Le ministre japonais de l'Industrie a demandé à une ville de l'ouest du pays d'accepter de faire une première étude visant à choisir un site de stockage final pour des déchets hautement radioactifs.

Cette décision intervient cinq jours après que l'assemblée de la ville de Genkai, dans le département de Saga, a adopté une pétition soumise par trois organisations locales, appelant à l'acceptation de la première étape de l'enquête.

La loi exige que les déchets hautement radioactifs des centrales nucléaires soient enfouis à plus de 300 mètres sous terre. Elle nécessite également que des enquêtes soient réalisées en trois étapes pour sélectionner d'éventuels sites de stockage définitif.

Mercredi, un haut responsable du ministère de l'Industrie a remis au maire de Genkai, Wakiyama Shintaro, une lettre du ministre demandant la réalisation de l'enquête.

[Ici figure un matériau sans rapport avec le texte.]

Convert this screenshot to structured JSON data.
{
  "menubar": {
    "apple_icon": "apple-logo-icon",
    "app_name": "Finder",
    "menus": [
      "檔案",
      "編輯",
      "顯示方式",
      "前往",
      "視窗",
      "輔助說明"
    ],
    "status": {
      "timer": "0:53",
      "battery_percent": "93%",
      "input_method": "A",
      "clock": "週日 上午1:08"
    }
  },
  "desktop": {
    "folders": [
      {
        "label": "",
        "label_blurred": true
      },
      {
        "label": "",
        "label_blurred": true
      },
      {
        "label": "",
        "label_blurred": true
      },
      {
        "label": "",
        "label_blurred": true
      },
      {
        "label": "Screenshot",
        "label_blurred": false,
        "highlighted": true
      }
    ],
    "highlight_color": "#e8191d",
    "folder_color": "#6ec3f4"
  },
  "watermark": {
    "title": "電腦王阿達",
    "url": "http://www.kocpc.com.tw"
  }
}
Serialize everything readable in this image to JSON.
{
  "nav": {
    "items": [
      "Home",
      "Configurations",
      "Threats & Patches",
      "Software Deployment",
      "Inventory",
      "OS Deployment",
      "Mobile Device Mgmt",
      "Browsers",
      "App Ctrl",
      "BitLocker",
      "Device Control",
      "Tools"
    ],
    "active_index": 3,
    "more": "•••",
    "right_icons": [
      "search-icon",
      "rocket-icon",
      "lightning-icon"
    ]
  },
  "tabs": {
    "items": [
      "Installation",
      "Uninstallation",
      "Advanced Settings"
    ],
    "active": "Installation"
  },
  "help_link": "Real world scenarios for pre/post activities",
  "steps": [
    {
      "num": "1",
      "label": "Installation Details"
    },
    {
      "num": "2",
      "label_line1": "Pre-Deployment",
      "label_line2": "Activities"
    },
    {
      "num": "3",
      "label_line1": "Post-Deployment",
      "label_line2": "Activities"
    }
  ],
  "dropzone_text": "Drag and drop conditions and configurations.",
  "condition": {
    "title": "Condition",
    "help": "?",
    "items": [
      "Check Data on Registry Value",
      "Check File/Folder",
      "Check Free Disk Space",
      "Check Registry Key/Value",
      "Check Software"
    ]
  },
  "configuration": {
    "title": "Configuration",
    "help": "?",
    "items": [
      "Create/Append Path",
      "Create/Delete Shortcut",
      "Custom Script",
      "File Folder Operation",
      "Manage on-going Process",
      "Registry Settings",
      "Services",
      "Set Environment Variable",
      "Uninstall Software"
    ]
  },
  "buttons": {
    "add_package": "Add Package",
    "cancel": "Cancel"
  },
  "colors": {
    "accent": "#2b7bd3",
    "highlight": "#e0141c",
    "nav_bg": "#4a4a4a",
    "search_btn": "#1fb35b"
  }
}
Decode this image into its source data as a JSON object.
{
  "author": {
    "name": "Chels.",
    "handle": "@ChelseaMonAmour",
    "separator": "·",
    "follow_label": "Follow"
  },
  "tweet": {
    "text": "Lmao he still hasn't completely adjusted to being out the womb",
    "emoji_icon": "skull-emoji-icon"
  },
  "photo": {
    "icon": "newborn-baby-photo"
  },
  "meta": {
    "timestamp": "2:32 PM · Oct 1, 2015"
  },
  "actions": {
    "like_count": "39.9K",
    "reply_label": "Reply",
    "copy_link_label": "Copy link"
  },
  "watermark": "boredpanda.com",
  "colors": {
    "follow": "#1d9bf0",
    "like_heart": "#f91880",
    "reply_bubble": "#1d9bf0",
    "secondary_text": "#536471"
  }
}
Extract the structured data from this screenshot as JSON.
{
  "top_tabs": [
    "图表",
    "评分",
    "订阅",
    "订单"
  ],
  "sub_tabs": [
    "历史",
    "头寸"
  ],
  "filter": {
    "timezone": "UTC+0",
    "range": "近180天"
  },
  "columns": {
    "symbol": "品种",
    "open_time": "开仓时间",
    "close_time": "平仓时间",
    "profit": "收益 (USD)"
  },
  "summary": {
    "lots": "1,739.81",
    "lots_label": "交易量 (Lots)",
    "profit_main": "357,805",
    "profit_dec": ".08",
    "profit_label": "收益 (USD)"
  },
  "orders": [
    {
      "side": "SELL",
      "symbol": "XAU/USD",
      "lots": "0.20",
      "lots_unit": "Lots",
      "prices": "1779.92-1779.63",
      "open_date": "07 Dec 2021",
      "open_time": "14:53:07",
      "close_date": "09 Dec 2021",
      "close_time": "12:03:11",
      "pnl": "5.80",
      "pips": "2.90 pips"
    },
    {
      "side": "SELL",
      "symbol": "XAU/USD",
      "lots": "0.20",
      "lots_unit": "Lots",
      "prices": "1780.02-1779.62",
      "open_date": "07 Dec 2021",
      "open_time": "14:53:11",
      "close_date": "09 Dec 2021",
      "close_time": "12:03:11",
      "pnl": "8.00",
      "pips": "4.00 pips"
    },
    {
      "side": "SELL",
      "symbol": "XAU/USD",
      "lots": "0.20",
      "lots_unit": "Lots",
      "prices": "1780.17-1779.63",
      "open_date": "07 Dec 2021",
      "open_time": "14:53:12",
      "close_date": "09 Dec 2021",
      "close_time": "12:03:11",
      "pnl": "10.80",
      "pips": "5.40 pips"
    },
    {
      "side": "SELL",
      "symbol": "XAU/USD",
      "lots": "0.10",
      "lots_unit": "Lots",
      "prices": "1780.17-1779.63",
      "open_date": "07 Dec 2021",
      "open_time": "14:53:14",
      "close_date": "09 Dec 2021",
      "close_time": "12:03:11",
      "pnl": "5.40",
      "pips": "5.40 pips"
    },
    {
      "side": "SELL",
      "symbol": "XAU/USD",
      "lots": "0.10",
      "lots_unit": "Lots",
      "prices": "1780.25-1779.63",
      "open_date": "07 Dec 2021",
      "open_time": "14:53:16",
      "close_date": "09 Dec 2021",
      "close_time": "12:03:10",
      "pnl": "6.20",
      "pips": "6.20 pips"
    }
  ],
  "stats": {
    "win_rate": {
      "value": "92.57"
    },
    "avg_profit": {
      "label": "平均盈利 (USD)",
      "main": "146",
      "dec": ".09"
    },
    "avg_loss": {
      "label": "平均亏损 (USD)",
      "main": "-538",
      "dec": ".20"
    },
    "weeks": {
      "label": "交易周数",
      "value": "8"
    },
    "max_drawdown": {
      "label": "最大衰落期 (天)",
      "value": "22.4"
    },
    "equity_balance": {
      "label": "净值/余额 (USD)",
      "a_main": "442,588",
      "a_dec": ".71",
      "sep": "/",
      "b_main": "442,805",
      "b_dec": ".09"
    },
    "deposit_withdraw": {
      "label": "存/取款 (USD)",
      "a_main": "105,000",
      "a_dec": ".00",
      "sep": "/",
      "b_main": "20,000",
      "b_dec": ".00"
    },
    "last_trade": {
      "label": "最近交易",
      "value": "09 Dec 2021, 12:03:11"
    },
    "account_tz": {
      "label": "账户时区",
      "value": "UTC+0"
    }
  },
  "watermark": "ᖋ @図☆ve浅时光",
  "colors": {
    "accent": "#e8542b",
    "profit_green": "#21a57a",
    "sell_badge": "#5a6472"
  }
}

Le maire a déclaré qu'il prenait au sérieux l'adoption de la pétition par l'assemblée et qu'il réfléchirait à une réponse.

Il s'agit du deuxième cas dans lequel le gouvernement central demande à un gouvernement local d'accepter une telle enquête. Le premier est le village de Kamoenai dans le département septentrional d'Hokkaido, en 2020.

L'enquête de première étape est menée après qu'une administration locale en a fait la demande ou a accepté une demande du gouvernement central.

La ville de Genkai abrite une centrale nucléaire. Cette enquête serait la première du genre dans une commune où est implantée une centrale nucléaire.

De telles enquêtes ont été menées dans le village de Kamoenai et dans la ville de Suttu, également à Hokkaido.

Plusieurs autres maires de villes avaient manifesté leur intention d'accepter cette enquête. Toute municipalité qui accepte la première étape reçoit une subvention pouvant atteindre 2 milliards de yens, soit plus de 12 millions de dollars. Cependant, aucune d’elles n’a officiellement accepté une telle étude en raison de l’opposition de la population locale.

Le gouvernement central souhaite augmenter le nombre de sites d'étude, car la sécurisation des lieux de stockage est depuis longtemps considérée comme l'un des plus grands défis du secteur nucléaire japonais.